Op 26 januari 2016 heeft de meervoudige kamer voor de behandeling van wrakingszaken van de Rechtbank Midden-Nederland een beslissing genomen op een wrakingsverzoek van verzoeker, vertegenwoordigd door advocaat mr. R.F. Dirkzwager. Het wrakingsverzoek was gericht tegen mr. R.W.J. van Veen, de behandelend rechter in een civiele procedure. Verzoeker had eerder om uitstel van de comparitie gevraagd vanwege zijn medische toestand, maar dit verzoek was afgewezen. Tijdens de zitting op 8 december 2015 was verzoeker niet verschenen, en opnieuw was om uitstel verzocht. Verzoeker stelde dat de afwijzing van het uitstel hem belemmerde in het naar voren brengen van zijn standpunt, wat volgens hem de schijn van partijdigheid wekte bij de rechter.
De rechter, mr. R.W.J. van Veen, heeft in zijn schriftelijke reactie op het wrakingsverzoek aangegeven dat hij de belangen van beide partijen had afgewogen en dat zijn beslissing om het uitstel te weigeren niet voortkwam uit vooringenomenheid. De wrakingskamer heeft de argumenten van verzoeker beoordeeld aan de hand van artikel 36 van het Wetboek van Burgerlijke Rechtsvordering en de relevante Europese normen. De wrakingskamer concludeerde dat de vrees van verzoeker voor vooringenomenheid niet objectief gerechtvaardigd was. De beslissing van de rechter om het verzoek om aanhouding af te wijzen werd als deugdelijk gemotiveerd beschouwd, en de wrakingskamer verklaarde het verzoek tot wraking ongegrond.

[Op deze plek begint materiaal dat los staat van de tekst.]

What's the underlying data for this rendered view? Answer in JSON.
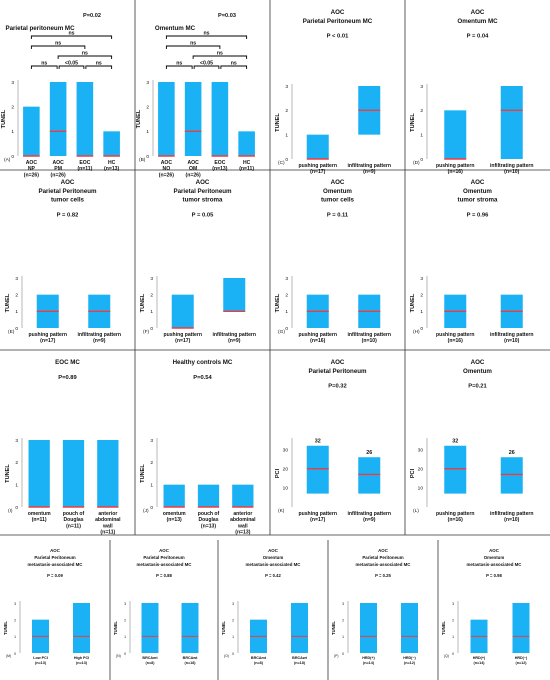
{
  "colors": {
    "bar": "#1ab2f5",
    "median": "#f03c3c",
    "grid": "#000000"
  },
  "chart_data": [
    {
      "id": "A",
      "panel": "(A)",
      "type": "bar",
      "title": "Parietal peritoneum MC",
      "p": "P=0.02",
      "ylabel": "TUNEL",
      "ylim": [
        0,
        3
      ],
      "yticks": [
        "0",
        "1",
        "2",
        "3"
      ],
      "categories": [
        [
          "AOC",
          "NP",
          "(n=26)"
        ],
        [
          "AOC",
          "PM",
          "(n=26)"
        ],
        [
          "EOC",
          "(n=11)"
        ],
        [
          "HC",
          "(n=13)"
        ]
      ],
      "ranges": [
        [
          0,
          2
        ],
        [
          0,
          3
        ],
        [
          0,
          3
        ],
        [
          0,
          1
        ]
      ],
      "medians": [
        0,
        1,
        0,
        0
      ],
      "brackets": [
        {
          "from": 0,
          "to": 3,
          "label": "ns"
        },
        {
          "from": 0,
          "to": 2,
          "label": "ns"
        },
        {
          "from": 1,
          "to": 3,
          "label": "ns"
        },
        {
          "from": 0,
          "to": 1,
          "label": "ns"
        },
        {
          "from": 1,
          "to": 2,
          "label": "<0.05"
        },
        {
          "from": 2,
          "to": 3,
          "label": "ns"
        }
      ]
    },
    {
      "id": "B",
      "panel": "(B)",
      "type": "bar",
      "title": "Omentum MC",
      "p": "P=0.03",
      "ylabel": "TUNEL",
      "ylim": [
        0,
        3
      ],
      "yticks": [
        "0",
        "1",
        "2",
        "3"
      ],
      "categories": [
        [
          "AOC",
          "NO",
          "(n=26)"
        ],
        [
          "AOC",
          "OM",
          "(n=26)"
        ],
        [
          "EOC",
          "(n=13)"
        ],
        [
          "HC",
          "(n=11)"
        ]
      ],
      "ranges": [
        [
          0,
          3
        ],
        [
          0,
          3
        ],
        [
          0,
          3
        ],
        [
          0,
          1
        ]
      ],
      "medians": [
        0,
        1,
        0,
        0
      ],
      "brackets": [
        {
          "from": 0,
          "to": 3,
          "label": "ns"
        },
        {
          "from": 0,
          "to": 2,
          "label": "ns"
        },
        {
          "from": 1,
          "to": 3,
          "label": "ns"
        },
        {
          "from": 0,
          "to": 1,
          "label": "ns"
        },
        {
          "from": 1,
          "to": 2,
          "label": "<0.05"
        },
        {
          "from": 2,
          "to": 3,
          "label": "ns"
        }
      ]
    },
    {
      "id": "C",
      "panel": "(C)",
      "type": "bar",
      "title": [
        "AOC",
        "Parietal Peritoneum MC"
      ],
      "p": "P < 0.01",
      "ylabel": "TUNEL",
      "ylim": [
        0,
        3
      ],
      "yticks": [
        "0",
        "1",
        "2",
        "3"
      ],
      "categories": [
        [
          "pushing pattern",
          "(n=17)"
        ],
        [
          "infiltrating pattern",
          "(n=9)"
        ]
      ],
      "ranges": [
        [
          0,
          1
        ],
        [
          1,
          3
        ]
      ],
      "medians": [
        0,
        2
      ]
    },
    {
      "id": "D",
      "panel": "(D)",
      "type": "bar",
      "title": [
        "AOC",
        "Omentum MC"
      ],
      "p": "P = 0.04",
      "ylabel": "TUNEL",
      "ylim": [
        0,
        3
      ],
      "yticks": [
        "0",
        "1",
        "2",
        "3"
      ],
      "categories": [
        [
          "pushing pattern",
          "(n=16)"
        ],
        [
          "infiltrating pattern",
          "(n=10)"
        ]
      ],
      "ranges": [
        [
          0,
          2
        ],
        [
          0,
          3
        ]
      ],
      "medians": [
        0,
        2
      ]
    },
    {
      "id": "E",
      "panel": "(E)",
      "type": "bar",
      "title": [
        "AOC",
        "Parietal Peritoneum",
        "tumor cells"
      ],
      "p": "P = 0.82",
      "ylabel": "TUNEL",
      "ylim": [
        0,
        3
      ],
      "yticks": [
        "0",
        "1",
        "2",
        "3"
      ],
      "categories": [
        [
          "pushing pattern",
          "(n=17)"
        ],
        [
          "infiltrating pattern",
          "(n=9)"
        ]
      ],
      "ranges": [
        [
          0,
          2
        ],
        [
          0,
          2
        ]
      ],
      "medians": [
        1,
        1
      ]
    },
    {
      "id": "F",
      "panel": "(F)",
      "type": "bar",
      "title": [
        "AOC",
        "Parietal Peritoneum",
        "tumor stroma"
      ],
      "p": "P = 0.05",
      "ylabel": "TUNEL",
      "ylim": [
        0,
        3
      ],
      "yticks": [
        "0",
        "1",
        "2",
        "3"
      ],
      "categories": [
        [
          "pushing pattern",
          "(n=17)"
        ],
        [
          "infiltrating pattern",
          "(n=9)"
        ]
      ],
      "ranges": [
        [
          0,
          2
        ],
        [
          1,
          3
        ]
      ],
      "medians": [
        0,
        1
      ]
    },
    {
      "id": "G",
      "panel": "(G)",
      "type": "bar",
      "title": [
        "AOC",
        "Omentum",
        "tumor cells"
      ],
      "p": "P = 0.11",
      "ylabel": "TUNEL",
      "ylim": [
        0,
        3
      ],
      "yticks": [
        "0",
        "1",
        "2",
        "3"
      ],
      "categories": [
        [
          "pushing pattern",
          "(n=16)"
        ],
        [
          "infiltrating pattern",
          "(n=10)"
        ]
      ],
      "ranges": [
        [
          0,
          2
        ],
        [
          0,
          2
        ]
      ],
      "medians": [
        1,
        1
      ]
    },
    {
      "id": "H",
      "panel": "(H)",
      "type": "bar",
      "title": [
        "AOC",
        "Omentum",
        "tumor stroma"
      ],
      "p": "P = 0.96",
      "ylabel": "TUNEL",
      "ylim": [
        0,
        3
      ],
      "yticks": [
        "0",
        "1",
        "2",
        "3"
      ],
      "categories": [
        [
          "pushing pattern",
          "(n=16)"
        ],
        [
          "infiltrating pattern",
          "(n=10)"
        ]
      ],
      "ranges": [
        [
          0,
          2
        ],
        [
          0,
          2
        ]
      ],
      "medians": [
        1,
        1
      ]
    },
    {
      "id": "I",
      "panel": "(I)",
      "type": "bar",
      "title": [
        "EOC MC"
      ],
      "p": "P=0.89",
      "ylabel": "TUNEL",
      "ylim": [
        0,
        3
      ],
      "yticks": [
        "0",
        "1",
        "2",
        "3"
      ],
      "categories": [
        [
          "omentum",
          "(n=11)"
        ],
        [
          "pouch of",
          "Douglas",
          "(n=11)"
        ],
        [
          "anterior",
          "abdominal",
          "wall",
          "(n=11)"
        ]
      ],
      "ranges": [
        [
          0,
          3
        ],
        [
          0,
          3
        ],
        [
          0,
          3
        ]
      ],
      "medians": [
        0,
        0,
        0
      ]
    },
    {
      "id": "J",
      "panel": "(J)",
      "type": "bar",
      "title": [
        "Healthy controls MC"
      ],
      "p": "P=0.54",
      "ylabel": "TUNEL",
      "ylim": [
        0,
        3
      ],
      "yticks": [
        "0",
        "1",
        "2",
        "3"
      ],
      "categories": [
        [
          "omentum",
          "(n=13)"
        ],
        [
          "pouch of",
          "Douglas",
          "(n=13)"
        ],
        [
          "anterior",
          "abdominal",
          "wall",
          "(n=13)"
        ]
      ],
      "ranges": [
        [
          0,
          1
        ],
        [
          0,
          1
        ],
        [
          0,
          1
        ]
      ],
      "medians": [
        0,
        0,
        0
      ]
    },
    {
      "id": "K",
      "panel": "(K)",
      "type": "bar",
      "title": [
        "AOC",
        "Parietal Peritoneum"
      ],
      "p": "P=0.32",
      "ylabel": "PCI",
      "ylim": [
        0,
        35
      ],
      "yticks": [
        "10",
        "20",
        "30"
      ],
      "categories": [
        [
          "pushing pattern",
          "(n=17)"
        ],
        [
          "infiltrating pattern",
          "(n=9)"
        ]
      ],
      "ranges": [
        [
          7,
          32
        ],
        [
          7,
          26
        ]
      ],
      "medians": [
        20,
        17
      ],
      "tops": [
        "32",
        "26"
      ]
    },
    {
      "id": "L",
      "panel": "(L)",
      "type": "bar",
      "title": [
        "AOC",
        "Omentum"
      ],
      "p": "P=0.21",
      "ylabel": "PCI",
      "ylim": [
        0,
        35
      ],
      "yticks": [
        "10",
        "20",
        "30"
      ],
      "categories": [
        [
          "pushing pattern",
          "(n=16)"
        ],
        [
          "infiltrating pattern",
          "(n=10)"
        ]
      ],
      "ranges": [
        [
          7,
          32
        ],
        [
          7,
          26
        ]
      ],
      "medians": [
        20,
        17
      ],
      "tops": [
        "32",
        "26"
      ]
    },
    {
      "id": "M",
      "panel": "(M)",
      "type": "bar",
      "title": [
        "AOC",
        "Parietal Peritoneum",
        "metastasis-associated MC"
      ],
      "p": "P = 0.09",
      "ylabel": "TUNEL",
      "ylim": [
        0,
        3
      ],
      "yticks": [
        "0",
        "1",
        "2",
        "3"
      ],
      "categories": [
        [
          "Low PCI",
          "(n=13)"
        ],
        [
          "High PCI",
          "(n=13)"
        ]
      ],
      "ranges": [
        [
          0,
          2
        ],
        [
          0,
          3
        ]
      ],
      "medians": [
        1,
        1
      ]
    },
    {
      "id": "N",
      "panel": "(N)",
      "type": "bar",
      "title": [
        "AOC",
        "Parietal Peritoneum",
        "metastasis-associated MC"
      ],
      "p": "P = 0.88",
      "ylabel": "TUNEL",
      "ylim": [
        0,
        3
      ],
      "yticks": [
        "0",
        "1",
        "2",
        "3"
      ],
      "categories": [
        [
          "BRCAmt",
          "(n=8)"
        ],
        [
          "BRCAwt",
          "(n=18)"
        ]
      ],
      "ranges": [
        [
          0,
          3
        ],
        [
          0,
          3
        ]
      ],
      "medians": [
        1,
        1
      ]
    },
    {
      "id": "O",
      "panel": "(O)",
      "type": "bar",
      "title": [
        "AOC",
        "Omentum",
        "metastasis-associated MC"
      ],
      "p": "P = 0.42",
      "ylabel": "TUNEL",
      "ylim": [
        0,
        3
      ],
      "yticks": [
        "0",
        "1",
        "2",
        "3"
      ],
      "categories": [
        [
          "BRCAmt",
          "(n=8)"
        ],
        [
          "BRCAwt",
          "(n=18)"
        ]
      ],
      "ranges": [
        [
          0,
          2
        ],
        [
          0,
          3
        ]
      ],
      "medians": [
        1,
        1
      ]
    },
    {
      "id": "P",
      "panel": "(P)",
      "type": "bar",
      "title": [
        "AOC",
        "Parietal Peritoneum",
        "metastasis-associated MC"
      ],
      "p": "P = 0.25",
      "ylabel": "TUNEL",
      "ylim": [
        0,
        3
      ],
      "yticks": [
        "0",
        "1",
        "2",
        "3"
      ],
      "categories": [
        [
          "HRD(+)",
          "(n=14)"
        ],
        [
          "HRD(−)",
          "(n=12)"
        ]
      ],
      "ranges": [
        [
          0,
          3
        ],
        [
          0,
          3
        ]
      ],
      "medians": [
        1,
        1
      ]
    },
    {
      "id": "Q",
      "panel": "(Q)",
      "type": "bar",
      "title": [
        "AOC",
        "Omentum",
        "metastasis-associated MC"
      ],
      "p": "P = 0.98",
      "ylabel": "TUNEL",
      "ylim": [
        0,
        3
      ],
      "yticks": [
        "0",
        "1",
        "2",
        "3"
      ],
      "categories": [
        [
          "HRD(+)",
          "(n=14)"
        ],
        [
          "HRD(−)",
          "(n=12)"
        ]
      ],
      "ranges": [
        [
          0,
          2
        ],
        [
          0,
          3
        ]
      ],
      "medians": [
        1,
        1
      ]
    }
  ]
}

De wrakingskamer benadrukte dat de rechter uit hoofde van zijn aanstelling vermoed wordt onpartijdig te zijn, en dat er uitzonderlijke omstandigheden nodig zijn om dit vermoeden te weerleggen. De beslissing tot afwijzing van het verzoek om aanhouding werd niet als onbegrijpelijk of als een aanwijzing voor vooringenomenheid gezien. De wrakingskamer heeft de procedure van verzoeker met het bijbehorende zaaknummer opgedragen om voortgezet te worden in de stand waarin deze zich bevond op het moment van de schorsing.